We knew every crooked lane in the small village on the small island and our days and nights had a lazy rhythm. But content as we were they sometimes caught up with us, those empty moments where there was nothing new to say. Then we played a game of questions and answers, yes or no, a game that always started with someone saying, A detective walks into a room … There was always a dead body in the room, no obviou
s cause or weapon, a few strange clues. There might be a man with a damp shirt front, or a woman on a cot, a thin broken stick on the floor. An open window and a few shards of glass, a suffocated couple. The detective says, I know what happened here, and the point is to arrive at the bizarre solution he has instantly understood. A man who has stabbed his own heart with a dagger of ice, two goldfish and a broken bowl.
It was a game that could go on for hours, stopping and starting and carrying on in the bar in the evening, while Pink Floyd played and Gerard’s little girls sang along and we thought how lucky they were, growing up free with no rules about homework or bedtimes and the whole island their playground. Us and them, us and them; the little girls sang and sometimes they danced until their mother brushed the tangled hair from their eyes and led them off to wherever they slept.

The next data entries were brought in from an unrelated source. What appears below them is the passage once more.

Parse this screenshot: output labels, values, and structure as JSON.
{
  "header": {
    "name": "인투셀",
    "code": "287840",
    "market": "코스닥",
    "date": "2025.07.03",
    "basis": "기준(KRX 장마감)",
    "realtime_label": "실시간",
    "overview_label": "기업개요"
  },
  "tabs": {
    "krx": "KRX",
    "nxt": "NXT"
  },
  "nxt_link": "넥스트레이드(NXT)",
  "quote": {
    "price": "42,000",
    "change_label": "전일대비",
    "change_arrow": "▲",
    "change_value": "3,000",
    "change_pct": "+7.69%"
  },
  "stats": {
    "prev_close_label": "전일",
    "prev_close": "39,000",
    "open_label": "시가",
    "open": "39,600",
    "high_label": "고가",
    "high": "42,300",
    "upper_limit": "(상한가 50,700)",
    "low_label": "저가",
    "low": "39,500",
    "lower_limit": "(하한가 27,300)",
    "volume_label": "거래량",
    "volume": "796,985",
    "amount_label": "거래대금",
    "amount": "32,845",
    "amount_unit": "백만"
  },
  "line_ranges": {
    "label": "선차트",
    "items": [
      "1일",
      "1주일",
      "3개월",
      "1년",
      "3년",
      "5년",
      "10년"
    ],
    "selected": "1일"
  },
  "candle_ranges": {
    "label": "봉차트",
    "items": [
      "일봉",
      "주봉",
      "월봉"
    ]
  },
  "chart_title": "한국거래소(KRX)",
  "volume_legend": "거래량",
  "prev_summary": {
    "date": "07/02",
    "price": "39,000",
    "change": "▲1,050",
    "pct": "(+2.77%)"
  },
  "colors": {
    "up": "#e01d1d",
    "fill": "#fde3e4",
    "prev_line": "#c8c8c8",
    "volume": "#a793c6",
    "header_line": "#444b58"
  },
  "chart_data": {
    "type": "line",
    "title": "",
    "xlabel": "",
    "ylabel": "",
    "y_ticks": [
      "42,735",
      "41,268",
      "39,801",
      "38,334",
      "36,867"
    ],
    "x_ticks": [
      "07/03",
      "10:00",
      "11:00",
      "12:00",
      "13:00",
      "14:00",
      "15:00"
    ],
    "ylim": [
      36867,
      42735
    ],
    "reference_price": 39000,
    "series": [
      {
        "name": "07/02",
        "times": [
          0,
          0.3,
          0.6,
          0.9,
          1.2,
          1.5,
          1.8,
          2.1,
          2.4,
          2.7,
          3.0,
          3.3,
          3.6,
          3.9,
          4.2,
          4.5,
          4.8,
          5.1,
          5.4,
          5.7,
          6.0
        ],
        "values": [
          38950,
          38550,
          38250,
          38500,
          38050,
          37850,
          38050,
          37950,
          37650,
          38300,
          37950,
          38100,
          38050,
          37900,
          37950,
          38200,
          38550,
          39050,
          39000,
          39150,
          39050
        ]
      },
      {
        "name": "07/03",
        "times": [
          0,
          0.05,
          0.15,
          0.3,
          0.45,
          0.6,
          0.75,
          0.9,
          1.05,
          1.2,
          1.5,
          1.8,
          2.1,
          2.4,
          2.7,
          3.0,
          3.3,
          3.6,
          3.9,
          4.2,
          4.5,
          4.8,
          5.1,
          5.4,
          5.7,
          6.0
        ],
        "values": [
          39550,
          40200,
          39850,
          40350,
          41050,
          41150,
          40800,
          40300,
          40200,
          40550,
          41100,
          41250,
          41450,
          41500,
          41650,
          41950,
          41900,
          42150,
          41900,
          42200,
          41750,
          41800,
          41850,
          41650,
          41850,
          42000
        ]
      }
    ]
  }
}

Some nights she came back but mostly she didn’t, and then Gerard pulled a chair up to our table and Hans said, “Here’s Romeo, here he is.” And Gerard smiled as he set down his bottle, and gave Clare his sleepy-eyed look.
For a while Clare stayed on after he’d turned out the lights, and in the dead afternoons they met in all the secret places he knew; she told Iz everything and said she hadn’t known she could be so happy. Other times Iz listened while she fretted because he hadn’t appeared. Had something happened or was it her fault, it must be, she must have mixed up the time or the place. Until one night she watched Gerard watching Jen as she raised her tall glass. Her bracelets jangled as she swept back her shining hair and Clare felt such a fool, the last to see it, the last one to know. “How could you not tell me?” she said to Iz as they walked through the empty square, and Iz said, “How could I—put yourself in my place.” The next days weren’t easy but then Clare caught her balance, steadied by the sun and the beach, by that rhythm, and she told Iz, “I think it’s working, what you said.” Carry on and pretend it doesn’t matter, and one day you’ll open your eyes and find that it’s the tiniest thing.